Po nieplanowanej tygodniowej przerwie w pracy, lotnisko Babullah na wyspie Ternate obsługuje już prawie wszystkie loty krajowe.Wulkan Gamalama którego erupcja rozpoczęła się w poprzednią niedzielę unieruchomiła port lotniczy Babullah na wyspie Ternate. Popioły wulkaniczne wydobywające się z krateru wulkanu były tak obfite i intensywne, iż przez tydzień nie zdecydowano się na wznowienie ruchu pasażerskiego.
Dopiero w niedzielę uznano iż sytuacja jest na tyle stabilna, iż można znowu zezwolić na odprawy samolotów pasażerskich.
Mimo iż wszystkie operujące na Molukach linie lotnicze zostały już poinformowane o ponownym uruchomieniu Babullah, przywracanie normalnego ruchu powietrznego potrwa jeszcze do połowy tygodnia.

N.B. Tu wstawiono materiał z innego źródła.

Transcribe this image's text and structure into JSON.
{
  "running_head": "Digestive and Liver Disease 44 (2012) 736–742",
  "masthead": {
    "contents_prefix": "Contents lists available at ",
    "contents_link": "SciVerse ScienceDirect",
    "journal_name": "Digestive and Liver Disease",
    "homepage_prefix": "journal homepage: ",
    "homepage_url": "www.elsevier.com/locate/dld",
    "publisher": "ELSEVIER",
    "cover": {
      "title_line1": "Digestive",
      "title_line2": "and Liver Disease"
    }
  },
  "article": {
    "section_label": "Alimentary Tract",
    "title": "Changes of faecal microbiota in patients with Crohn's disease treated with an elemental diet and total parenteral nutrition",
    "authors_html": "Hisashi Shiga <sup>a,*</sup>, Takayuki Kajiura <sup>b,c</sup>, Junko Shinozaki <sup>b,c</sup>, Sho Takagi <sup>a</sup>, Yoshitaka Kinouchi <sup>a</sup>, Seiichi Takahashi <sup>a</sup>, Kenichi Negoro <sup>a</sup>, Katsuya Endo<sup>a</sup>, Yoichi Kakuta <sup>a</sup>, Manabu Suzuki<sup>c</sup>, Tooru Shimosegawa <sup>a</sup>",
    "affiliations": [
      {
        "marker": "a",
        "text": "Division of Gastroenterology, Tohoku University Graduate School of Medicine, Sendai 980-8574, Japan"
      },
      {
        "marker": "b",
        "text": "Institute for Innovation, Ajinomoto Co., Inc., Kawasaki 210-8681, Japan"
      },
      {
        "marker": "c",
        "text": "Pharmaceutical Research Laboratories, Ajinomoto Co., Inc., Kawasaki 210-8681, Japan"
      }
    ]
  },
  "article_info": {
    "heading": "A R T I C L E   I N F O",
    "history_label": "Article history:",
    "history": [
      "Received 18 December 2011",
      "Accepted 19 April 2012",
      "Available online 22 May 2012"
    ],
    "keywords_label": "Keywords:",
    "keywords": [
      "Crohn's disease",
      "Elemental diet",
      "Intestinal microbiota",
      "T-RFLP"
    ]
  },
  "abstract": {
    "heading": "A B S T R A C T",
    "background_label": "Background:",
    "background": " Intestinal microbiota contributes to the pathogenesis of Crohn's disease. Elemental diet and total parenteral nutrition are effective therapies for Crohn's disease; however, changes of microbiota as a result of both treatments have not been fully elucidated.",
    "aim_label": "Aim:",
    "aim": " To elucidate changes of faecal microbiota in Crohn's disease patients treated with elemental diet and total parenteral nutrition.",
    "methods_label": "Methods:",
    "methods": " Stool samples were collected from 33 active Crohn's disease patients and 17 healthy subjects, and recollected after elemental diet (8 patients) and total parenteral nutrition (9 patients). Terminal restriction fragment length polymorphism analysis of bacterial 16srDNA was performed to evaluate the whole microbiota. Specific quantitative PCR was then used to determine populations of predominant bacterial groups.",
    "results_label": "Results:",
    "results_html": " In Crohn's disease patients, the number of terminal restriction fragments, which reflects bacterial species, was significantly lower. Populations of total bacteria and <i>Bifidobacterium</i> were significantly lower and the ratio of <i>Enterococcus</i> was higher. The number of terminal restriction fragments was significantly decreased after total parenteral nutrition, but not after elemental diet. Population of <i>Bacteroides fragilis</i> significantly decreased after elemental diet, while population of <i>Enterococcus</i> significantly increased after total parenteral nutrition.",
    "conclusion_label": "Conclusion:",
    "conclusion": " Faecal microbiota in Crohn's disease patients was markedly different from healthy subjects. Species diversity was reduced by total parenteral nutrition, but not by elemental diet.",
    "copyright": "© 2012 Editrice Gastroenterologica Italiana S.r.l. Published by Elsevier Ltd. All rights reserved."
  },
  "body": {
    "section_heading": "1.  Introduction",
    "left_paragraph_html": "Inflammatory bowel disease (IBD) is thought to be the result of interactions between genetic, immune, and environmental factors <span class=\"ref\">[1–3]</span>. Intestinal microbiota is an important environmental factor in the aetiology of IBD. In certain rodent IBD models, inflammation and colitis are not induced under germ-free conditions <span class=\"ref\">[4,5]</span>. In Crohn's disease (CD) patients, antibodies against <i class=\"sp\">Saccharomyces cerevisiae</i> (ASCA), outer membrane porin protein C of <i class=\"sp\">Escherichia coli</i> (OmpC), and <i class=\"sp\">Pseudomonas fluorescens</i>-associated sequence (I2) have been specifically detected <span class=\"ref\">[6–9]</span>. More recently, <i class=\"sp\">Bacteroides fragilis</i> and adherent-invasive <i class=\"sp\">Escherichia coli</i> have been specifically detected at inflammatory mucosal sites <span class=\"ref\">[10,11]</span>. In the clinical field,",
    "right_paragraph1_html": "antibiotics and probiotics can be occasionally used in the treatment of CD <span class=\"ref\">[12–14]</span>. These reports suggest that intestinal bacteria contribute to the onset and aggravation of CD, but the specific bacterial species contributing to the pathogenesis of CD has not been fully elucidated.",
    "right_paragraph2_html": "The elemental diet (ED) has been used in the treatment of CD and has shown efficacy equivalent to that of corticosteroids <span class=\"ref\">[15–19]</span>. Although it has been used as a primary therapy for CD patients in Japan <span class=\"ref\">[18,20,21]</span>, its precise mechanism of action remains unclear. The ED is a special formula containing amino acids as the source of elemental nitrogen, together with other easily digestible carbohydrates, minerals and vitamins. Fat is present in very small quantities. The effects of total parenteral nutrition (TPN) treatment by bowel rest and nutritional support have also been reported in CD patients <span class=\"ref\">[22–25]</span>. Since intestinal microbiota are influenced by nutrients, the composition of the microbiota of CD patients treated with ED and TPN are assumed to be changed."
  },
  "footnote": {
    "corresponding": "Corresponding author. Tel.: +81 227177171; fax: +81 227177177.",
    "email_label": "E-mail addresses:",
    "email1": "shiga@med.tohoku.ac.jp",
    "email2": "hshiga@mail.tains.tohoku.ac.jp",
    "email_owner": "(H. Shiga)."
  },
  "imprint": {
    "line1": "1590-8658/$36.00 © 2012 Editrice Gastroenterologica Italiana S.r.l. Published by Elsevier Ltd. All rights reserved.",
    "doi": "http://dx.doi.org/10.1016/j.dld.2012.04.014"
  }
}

Lotnisko liczy już straty jakie poniosło z powodu erupcji Gamalama.
Same tylko opłaty lotniskowe to już nie mały (zdaniem zarządu lotniska) ubytek w budżecie tej niewielkiej placówki. Z Ternate wylatuje codziennie ponad 700 pasażerów z których każdy zobowiązany jest uiścić 1,2 $ opłaty lotnisklowej. Do tego dochodzi wiele dodatkowych form przychodu generowanego przez całą infrastrukturę lotniska w czasie jego normalnego funkcjonowania.
Pozostaje mieć nadzieję że wciąż jeszcze ziejący dymem Gamalama będzie się już tylko systematycznie wygaszał.